Google wants you to bid farewell to SMS authentication

Google’s campaign to nudge its vast user base towards  more secure two-step (2SV) and two-factor (2FA) authentication continues: from this week anyone logging into its services using SMS codes will start receiving notifications from something called “Google prompt”.

When the user initiates login, a screen will appear on their Android smartphone (iOS users must install the Google Search app) asking them to confirm that they are trying to sign in, with information on the device, browser type and ISP location. The screen clears when the user confirms the login was made by them.

For users who’ve never heard of Google prompt, it’s an authentication option the company launched in June 2016 as a more secure alternative to receiving codes via SMS. Some users might also find it quicker than generating codes using the Authenticator app, as explained below.

Naked Security has already published a pro and con comparison of SMS text authentication versus using the Authenticator app, so we won’t delve into that too deeply.  The question is how Prompt improves on either of those options.

Prompt is primarily aimed at overcoming the growing insecurity of SMS codes. These can be grabbed by malicious apps in a man-in-the middle attack and, of course, there’s the alarming rise of SIM swap fraud, also recently covered by us in some depth.

The takeaway is that while SMS codes are better than nothing, they’re no longer considered as secure as they once were. Confirmation of SMS’s troubled status was confirmed last summer by NIST, which  recommended US government departments stop relying on it.

The weakness of SMS is that data travels across a channel not controlled by Google itself.  With prompt, data is still being sent back and forth, but using an encrypted channel.  As long as the phone is within reach of a data connection, the user will also receive a real time warning every time someone – anyone – attempts to log into their Google account.

The other advantage of this is that it’s quicker to hit “yes” when prompted than it is to enter an SMS code or, in the case of Google Authenticator, a six-digit code.
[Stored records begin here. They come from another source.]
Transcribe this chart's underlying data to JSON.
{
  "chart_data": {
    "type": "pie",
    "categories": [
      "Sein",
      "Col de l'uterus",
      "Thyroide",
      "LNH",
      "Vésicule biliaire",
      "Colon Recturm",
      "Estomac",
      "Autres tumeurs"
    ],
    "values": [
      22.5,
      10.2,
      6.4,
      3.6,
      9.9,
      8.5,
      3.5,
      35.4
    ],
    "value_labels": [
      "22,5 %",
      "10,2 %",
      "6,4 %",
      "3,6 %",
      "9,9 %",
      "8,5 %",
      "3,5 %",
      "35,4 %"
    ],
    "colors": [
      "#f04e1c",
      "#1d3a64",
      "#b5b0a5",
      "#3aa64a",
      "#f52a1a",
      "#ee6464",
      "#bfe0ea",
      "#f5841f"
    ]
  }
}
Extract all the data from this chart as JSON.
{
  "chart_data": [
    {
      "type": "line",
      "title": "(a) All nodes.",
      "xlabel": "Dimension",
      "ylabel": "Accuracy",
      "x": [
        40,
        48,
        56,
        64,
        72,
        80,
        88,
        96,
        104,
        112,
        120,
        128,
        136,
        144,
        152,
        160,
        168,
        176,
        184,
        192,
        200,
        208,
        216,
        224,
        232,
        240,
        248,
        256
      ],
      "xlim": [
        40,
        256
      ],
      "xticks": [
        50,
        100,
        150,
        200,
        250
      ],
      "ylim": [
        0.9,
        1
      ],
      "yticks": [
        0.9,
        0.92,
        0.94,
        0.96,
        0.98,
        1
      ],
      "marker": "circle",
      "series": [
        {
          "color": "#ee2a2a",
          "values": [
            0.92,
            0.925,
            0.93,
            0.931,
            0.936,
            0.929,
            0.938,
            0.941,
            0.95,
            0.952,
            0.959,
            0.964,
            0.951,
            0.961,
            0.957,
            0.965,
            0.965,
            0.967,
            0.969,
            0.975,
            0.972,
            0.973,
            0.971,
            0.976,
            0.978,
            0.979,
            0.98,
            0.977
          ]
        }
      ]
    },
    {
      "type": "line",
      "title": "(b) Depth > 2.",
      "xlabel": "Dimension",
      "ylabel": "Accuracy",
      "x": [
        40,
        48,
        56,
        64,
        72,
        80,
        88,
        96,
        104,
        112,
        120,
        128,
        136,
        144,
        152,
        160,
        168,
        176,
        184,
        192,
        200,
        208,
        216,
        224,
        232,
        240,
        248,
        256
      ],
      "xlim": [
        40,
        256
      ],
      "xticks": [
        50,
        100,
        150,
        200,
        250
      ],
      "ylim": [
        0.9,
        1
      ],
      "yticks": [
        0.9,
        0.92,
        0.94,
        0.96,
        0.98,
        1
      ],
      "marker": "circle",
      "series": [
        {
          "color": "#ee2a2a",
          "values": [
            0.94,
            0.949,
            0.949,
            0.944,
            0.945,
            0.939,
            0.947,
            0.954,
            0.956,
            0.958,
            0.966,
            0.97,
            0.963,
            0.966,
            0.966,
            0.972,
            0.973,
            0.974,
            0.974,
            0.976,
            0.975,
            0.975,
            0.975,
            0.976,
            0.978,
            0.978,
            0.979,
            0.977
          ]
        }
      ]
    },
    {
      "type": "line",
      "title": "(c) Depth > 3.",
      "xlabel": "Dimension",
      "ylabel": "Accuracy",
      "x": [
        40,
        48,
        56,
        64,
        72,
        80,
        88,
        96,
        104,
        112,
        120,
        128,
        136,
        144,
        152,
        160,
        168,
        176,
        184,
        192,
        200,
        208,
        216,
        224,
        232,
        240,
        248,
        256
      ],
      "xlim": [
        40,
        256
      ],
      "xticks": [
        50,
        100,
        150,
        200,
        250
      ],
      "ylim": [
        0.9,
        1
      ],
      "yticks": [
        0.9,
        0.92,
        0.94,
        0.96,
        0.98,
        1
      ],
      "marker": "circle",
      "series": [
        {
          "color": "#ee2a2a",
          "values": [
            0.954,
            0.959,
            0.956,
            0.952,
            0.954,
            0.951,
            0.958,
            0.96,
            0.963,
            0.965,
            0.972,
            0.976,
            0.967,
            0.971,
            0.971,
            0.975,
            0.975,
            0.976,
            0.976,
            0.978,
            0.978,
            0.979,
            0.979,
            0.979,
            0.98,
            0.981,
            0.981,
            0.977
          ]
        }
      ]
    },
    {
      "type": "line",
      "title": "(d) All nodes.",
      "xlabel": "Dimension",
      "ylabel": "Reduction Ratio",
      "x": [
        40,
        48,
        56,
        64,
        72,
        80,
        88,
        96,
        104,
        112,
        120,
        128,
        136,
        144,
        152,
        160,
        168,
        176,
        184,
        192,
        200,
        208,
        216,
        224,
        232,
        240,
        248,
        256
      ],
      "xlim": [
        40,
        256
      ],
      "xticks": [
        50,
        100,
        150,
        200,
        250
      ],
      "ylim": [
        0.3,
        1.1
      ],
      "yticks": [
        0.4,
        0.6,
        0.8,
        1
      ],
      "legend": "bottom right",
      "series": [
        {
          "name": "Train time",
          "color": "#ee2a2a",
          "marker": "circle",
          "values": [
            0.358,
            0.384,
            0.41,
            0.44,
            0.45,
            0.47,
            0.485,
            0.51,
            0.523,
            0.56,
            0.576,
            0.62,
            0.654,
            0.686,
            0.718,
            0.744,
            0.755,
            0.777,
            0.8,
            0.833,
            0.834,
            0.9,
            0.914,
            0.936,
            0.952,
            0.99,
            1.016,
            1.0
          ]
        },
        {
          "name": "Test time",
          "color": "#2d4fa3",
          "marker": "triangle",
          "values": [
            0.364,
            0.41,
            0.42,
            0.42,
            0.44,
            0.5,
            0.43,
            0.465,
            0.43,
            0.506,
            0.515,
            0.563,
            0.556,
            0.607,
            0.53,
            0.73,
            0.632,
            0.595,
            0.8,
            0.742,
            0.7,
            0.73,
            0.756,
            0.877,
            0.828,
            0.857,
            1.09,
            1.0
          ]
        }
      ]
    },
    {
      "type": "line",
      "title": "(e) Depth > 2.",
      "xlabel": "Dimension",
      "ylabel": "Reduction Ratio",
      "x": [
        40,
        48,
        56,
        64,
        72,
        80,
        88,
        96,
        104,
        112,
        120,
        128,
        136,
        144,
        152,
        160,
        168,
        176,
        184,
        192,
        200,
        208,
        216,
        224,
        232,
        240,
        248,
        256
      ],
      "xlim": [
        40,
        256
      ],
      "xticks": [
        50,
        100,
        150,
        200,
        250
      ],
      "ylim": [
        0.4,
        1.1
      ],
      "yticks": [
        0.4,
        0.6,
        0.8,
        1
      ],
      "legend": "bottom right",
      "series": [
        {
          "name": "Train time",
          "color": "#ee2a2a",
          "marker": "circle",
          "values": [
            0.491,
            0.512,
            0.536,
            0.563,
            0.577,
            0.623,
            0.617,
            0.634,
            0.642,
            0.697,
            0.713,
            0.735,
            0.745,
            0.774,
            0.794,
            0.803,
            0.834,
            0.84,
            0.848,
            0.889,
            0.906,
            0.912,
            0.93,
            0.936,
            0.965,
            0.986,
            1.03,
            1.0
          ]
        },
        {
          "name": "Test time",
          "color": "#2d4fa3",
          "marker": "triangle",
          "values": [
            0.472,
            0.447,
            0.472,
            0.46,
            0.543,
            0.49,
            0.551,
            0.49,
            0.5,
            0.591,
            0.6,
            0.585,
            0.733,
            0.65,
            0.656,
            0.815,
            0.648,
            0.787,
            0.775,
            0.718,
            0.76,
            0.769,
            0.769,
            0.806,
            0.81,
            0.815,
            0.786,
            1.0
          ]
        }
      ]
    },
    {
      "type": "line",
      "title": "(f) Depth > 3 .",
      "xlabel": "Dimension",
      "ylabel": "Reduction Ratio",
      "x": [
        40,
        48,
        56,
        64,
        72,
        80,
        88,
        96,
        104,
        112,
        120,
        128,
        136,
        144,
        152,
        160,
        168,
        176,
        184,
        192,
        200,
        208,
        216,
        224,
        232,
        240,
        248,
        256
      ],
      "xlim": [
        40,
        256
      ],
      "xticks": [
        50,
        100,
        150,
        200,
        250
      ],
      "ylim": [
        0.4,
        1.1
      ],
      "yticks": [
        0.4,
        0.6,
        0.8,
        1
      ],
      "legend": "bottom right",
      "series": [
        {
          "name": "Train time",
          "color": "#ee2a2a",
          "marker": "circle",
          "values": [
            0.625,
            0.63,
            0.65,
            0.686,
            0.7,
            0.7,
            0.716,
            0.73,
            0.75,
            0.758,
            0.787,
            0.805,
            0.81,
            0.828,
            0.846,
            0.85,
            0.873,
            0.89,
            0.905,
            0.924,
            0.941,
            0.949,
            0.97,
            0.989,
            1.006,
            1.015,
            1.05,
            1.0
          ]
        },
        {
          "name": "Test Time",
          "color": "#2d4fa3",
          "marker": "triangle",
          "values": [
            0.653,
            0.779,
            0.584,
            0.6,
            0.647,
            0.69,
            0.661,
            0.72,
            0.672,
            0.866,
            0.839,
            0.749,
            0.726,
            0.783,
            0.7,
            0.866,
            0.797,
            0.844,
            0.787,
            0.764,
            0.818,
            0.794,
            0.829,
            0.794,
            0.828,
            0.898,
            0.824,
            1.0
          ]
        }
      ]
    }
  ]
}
However, Authenticator (which requires no insecure data to and fro once it’s been set up) is still the best choice for anyone who uses 2-step verification to log into third-party sites in addition to Google.

Users who insist on sticking with SMS codes won’t be forced to adopt prompt immediately but the direction of travel here is pretty clear: SMS’s days are numbered, on Google at least.

Longer term, the main hurdle to changing people’s authentication habits could simply be confusion. The inadequacy of passwords is now understood but the fact Google is now offering five authentication options (including hardware tokens such as the YubiKey and single-use “emergency” codes) risks overload.

Over at Facebook, things are almost as confusing with additional options offered such as logging in using a profile picture and nominating trusted users to help access an account.

That many people have accounts with several services, each with their own blend of options, only adds to the impression that seamless authentication security for the post-password world is still some way off.